It's been about three months since I finished a rough draft of my novel. I briefly felt accomplished and put it away while I worked on other writing. I am a short story writer and essayist by trade, you could say. All my friends were writing novels. Oh, how I give to fit in. But really, I want to publish my novel. I probably want to publish a few because I had fun with the one I just wrote. Plus, everyone who's publishing in the big magazines and journals has books in there bios. And the prizes you can get from a novel pay a hell of a lot more than the short stuff prizes. I'm talking Pulitzers and Pushcarts. Anyway, I've given my novel a lot of thought since finishing it. I made it up as I was going. It actually went in a slightly different direction than I thought. It's a mystery of sorts and I surprised myself with the ending. I did quite a bit of editing and revision along the way. It's just now that I know how it ends I want to go back and add some clues, sort of beef up the investigation. Maybe even throw in another twist somewhere. I did write a synopsis for it because I was supposed to email it to someone. I just wasn't ready for any kind of help right now. My draft is super rough and I know that. I would love to hear from some of you how long you step away from your novel. What's a good break when you know there's going to be so much work to do? Last time I wrote a novel I never wrote a second draft. It was never published. I don't want to shoot myself in the foot again. Novels are hard. I have no idea how many draft I'll need. I just want to make this one work. I'm freaking out a little even about opening the file. So, now I don't know if I'm taking a necessary break from such a large project or I'm just procrastinating. How do you know the difference?

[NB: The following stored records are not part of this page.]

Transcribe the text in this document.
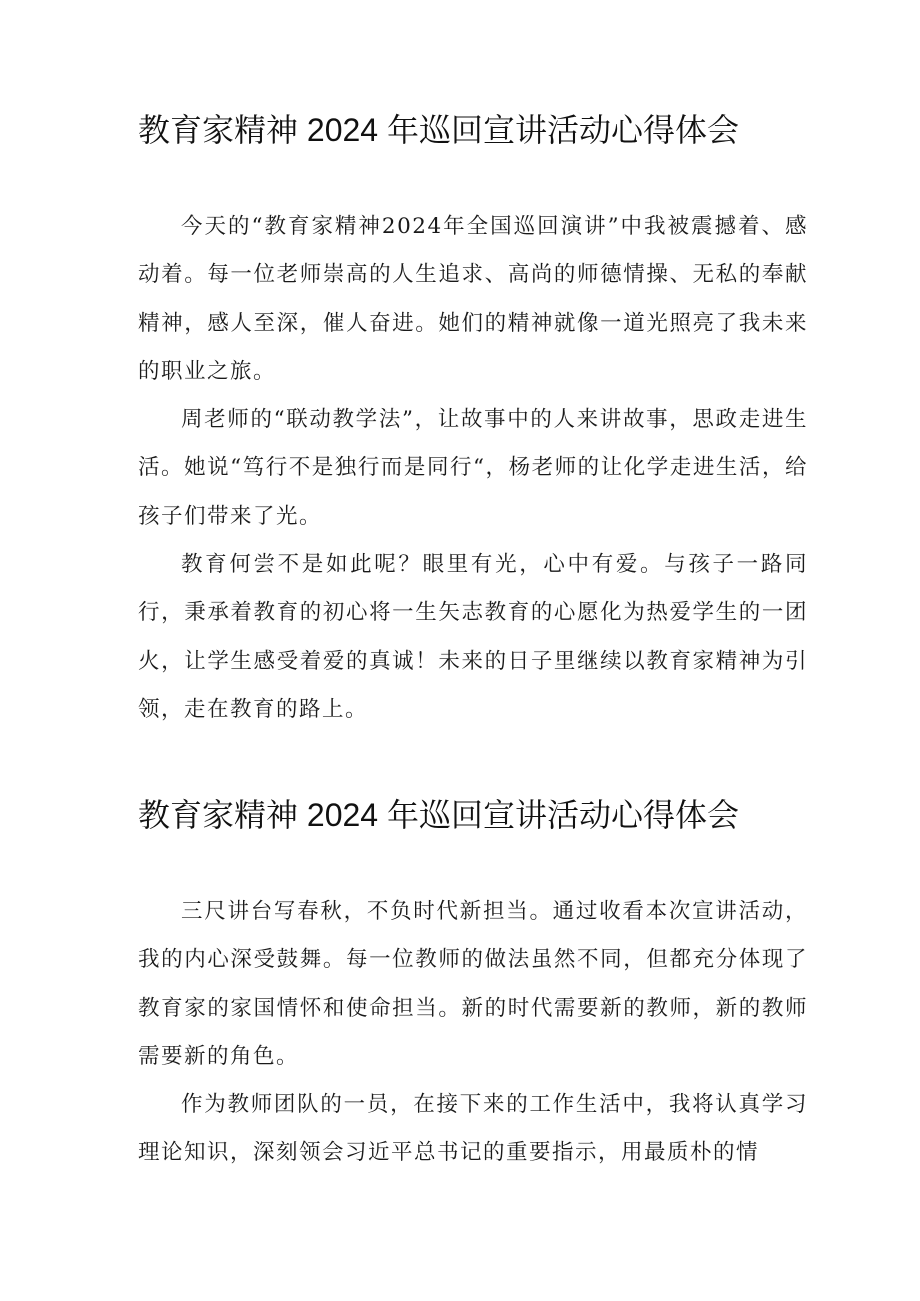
教育家精神 2024 年巡回宣讲活动心得体会

今天的“教育家精神2024年全国巡回演讲”中我被震撼着、感动着。每一位老师崇高的人生追求、高尚的师德情操、无私的奉献精神，感人至深，催人奋进。她们的精神就像一道光照亮了我未来的职业之旅。

周老师的“联动教学法”，让故事中的人来讲故事，思政走进生活。她说“笃行不是独行而是同行“，杨老师的让化学走进生活，给孩子们带来了光。

教育何尝不是如此呢？眼里有光，心中有爱。与孩子一路同行，秉承着教育的初心将一生矢志教育的心愿化为热爱学生的一团火，让学生感受着爱的真诚！未来的日子里继续以教育家精神为引领，走在教育的路上。

教育家精神 2024 年巡回宣讲活动心得体会

三尺讲台写春秋，不负时代新担当。通过收看本次宣讲活动，我的内心深受鼓舞。每一位教师的做法虽然不同，但都充分体现了教育家的家国情怀和使命担当。新的时代需要新的教师，新的教师需要新的角色。

作为教师团队的一员，在接下来的工作生活中，我将认真学习理论知识，深刻领会习近平总书记的重要指示，用最质朴的情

Sometimes it's a week, a month, sometimes it's an afternoon because what I actually needed was to let myself off the hook and have a lazy day. I've definitely been in the same situation. I think you just need to trust yourself and your own intuition re: procrastination. I take breaks because deep down, I know I need them, and deep down, I know it's not procrastination, no matter what some writers might say about not writing every day. There's something to be said for letting the ink well refill!
Ok i finally have time to respond to this lol (though what i do is probably the wrong thing). When i finished my first draft, i was so excited and wanted to just jump in and do edits/rewrites. But i forced myself to take like a 2-3 month break from it. During the edits, i took a lot of breaks because, as you said, its super hard. I found myself getting stuck more often so id take breaks... The longest was probably 2 weeks before i looked at it again. Reading the comments was more nerve-racking and intimidating for me than anything. I found myself not wanting to open the document and read the comments... So i procrastinated that.... But once i got into the editing and addressing the comments, it got better (though there were a few comments that made me slap my forehead and shut my computer with embarrassment)
Making a list of comments/points that you've got to edit is a great idea! Reminds me of writing my dissertation. I'm literally going to start doing this - so much easier, because it's just a case of working through the list!!